Il consumo di bevande durante la quarantena è aumentato. L’Istituto Superiore di Sanità stima un incremento che oscilla dal 180% al 250%

Con i recenti aumenti dei contagi da coronavirus l’Italia sta lentamente scivolando verso un nuovo lockdown. E se la politica è impegnata a disinnescare le gravi ripercussioni economiche che una nuova chiusura generalizzata comporterebbe, in pochi si stanno occupando di un fenomeno sociale preoccupante: l’abuso di alcol.

Mentre sui social network impazzano hashtag e tormentoni sul bere, le mura domestiche fanno da palcoscenico a tragedie familiari. Che si tratti di un assaggio in cucina, un aperitivo in videochiamata, una bottiglia a cena o il bicchiere della staffa a fine giornata, il consumo di bevande durante la quarantena è aumentato. L’Istituto Superiore di Sanità stima un incremento che oscilla dal 180% al 250%. Solo nell’ultimo anno sono morte oltre 40 mila persone e 8,6 milioni sono vicini alla dipendenza. Dati alla mano l’eccessivo ingerimento di bevande alcoliche uccide molto più di fumo e droghe. Il dramma peggiore lo sta vivendo chi era quasi al termine del percorso di riabilitazione. L’isolamento ha disincentivato i pazienti in cura e si calcola che il numero di ricadute sia aumentato del 15%, facendo salire il numero dei dipendenti a quasi un milione.

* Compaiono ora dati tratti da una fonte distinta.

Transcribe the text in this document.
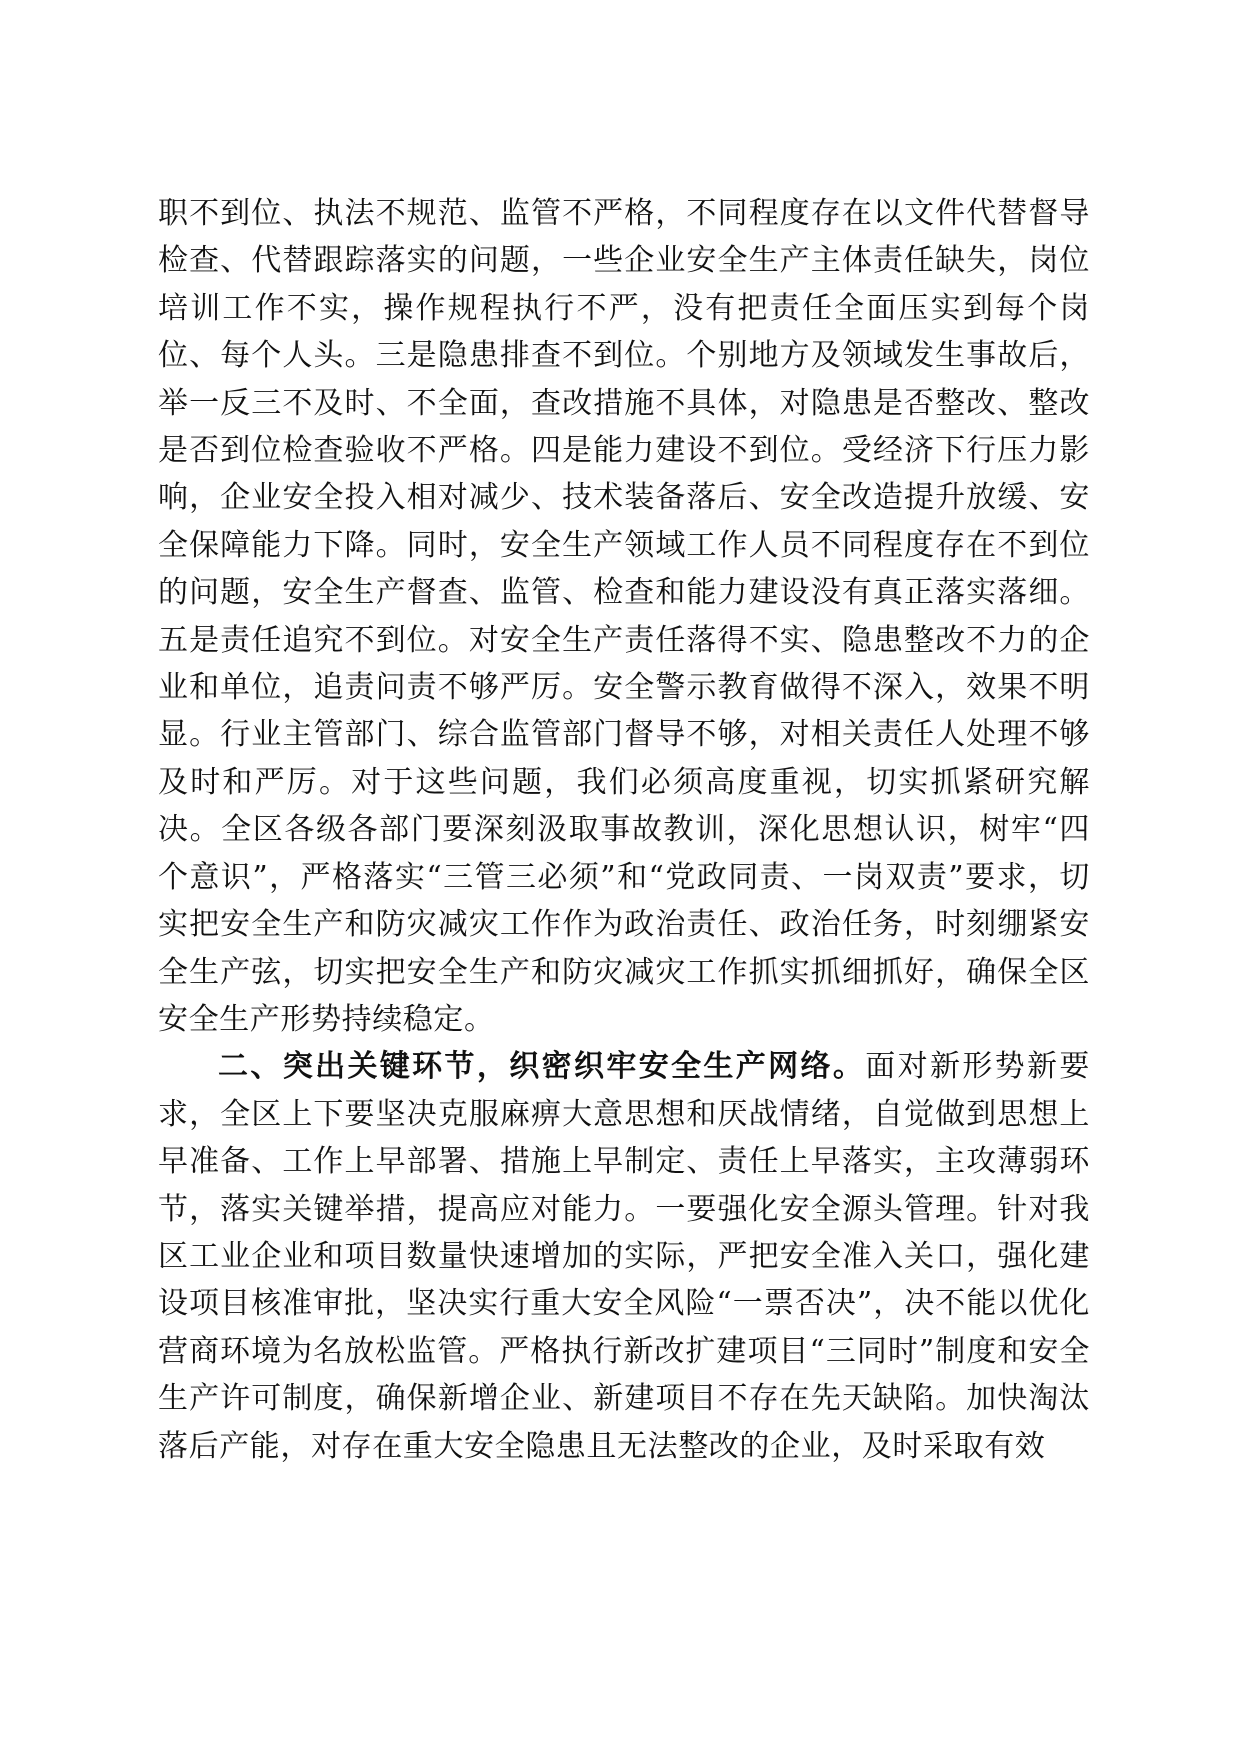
职不到位、执法不规范、监管不严格，不同程度存在以文件代替督导检查、代替跟踪落实的问题，一些企业安全生产主体责任缺失，岗位培训工作不实，操作规程执行不严，没有把责任全面压实到每个岗位、每个人头。三是隐患排查不到位。个别地方及领域发生事故后，举一反三不及时、不全面，查改措施不具体，对隐患是否整改、整改是否到位检查验收不严格。四是能力建设不到位。受经济下行压力影响，企业安全投入相对减少、技术装备落后、安全改造提升放缓、安全保障能力下降。同时，安全生产领域工作人员不同程度存在不到位的问题，安全生产督查、监管、检查和能力建设没有真正落实落细。五是责任追究不到位。对安全生产责任落得不实、隐患整改不力的企业和单位，追责问责不够严厉。安全警示教育做得不深入，效果不明显。行业主管部门、综合监管部门督导不够，对相关责任人处理不够及时和严厉。对于这些问题，我们必须高度重视，切实抓紧研究解决。全区各级各部门要深刻汲取事故教训，深化思想认识，树牢“四个意识”，严格落实“三管三必须”和“党政同责、一岗双责”要求，切实把安全生产和防灾减灾工作作为政治责任、政治任务，时刻绷紧安全生产弦，切实把安全生产和防灾减灾工作抓实抓细抓好，确保全区安全生产形势持续稳定。

二、突出关键环节，织密织牢安全生产网络。面对新形势新要求，全区上下要坚决克服麻痹大意思想和厌战情绪，自觉做到思想上早准备、工作上早部署、措施上早制定、责任上早落实，主攻薄弱环节，落实关键举措，提高应对能力。一要强化安全源头管理。针对我区工业企业和项目数量快速增加的实际，严把安全准入关口，强化建设项目核准审批，坚决实行重大安全风险“一票否决”，决不能以优化营商环境为名放松监管。严格执行新改扩建项目“三同时”制度和安全生产许可制度，确保新增企业、新建项目不存在先天缺陷。加快淘汰落后产能，对存在重大安全隐患且无法整改的企业，及时采取有效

La Società Italiana di Alcologia (SIA) ricorda che a rischiare maggiormente sono le donne, alle quali basta ingerire la metà degli alcolici consumati da un uomo per contrarre la cirrosi epatica. Due milioni e mezzo di italiane sono potenzialmente alle prese con malattie psicofisiche direttamente riconducibili alla dipendenza da alcol. Su di loro pesa anche il pregiudizio sociale, tanto che sono più propense a bere in solitudine e meno disposte degli uomini a frequentare i centri di recupero. E se fiumi di inchiostro sono stati versati per descrivere le difficoltà delle madri in smartworking, non fanno notizia tutti quei casi di donne rimaste sole in casa che hanno trovato nella bottiglia la compagnia adatta per passare la giornata: una falsa amica di cui non si riconoscono i pericolosi effetti, almeno non fin da subito.

Chi crede che si tratti solo di un fenomeno circoscritto a una determinata età si sbaglia di grosso. Secondo il primo Rapporto alcol e salute della Regione Lazio il primo bicchiere viene consumato ad appena 11 anni. Unica nota positiva riguarda il consumo dei giovani e gli incidenti stradali in stato di ebbrezza, drasticamente ridotti grazie alla serrata generale. Chi avesse bisogno di aiuto può rivolgersi al Telefono Verde Alcol 800-632000, dell’Istituto superiore della Sanità.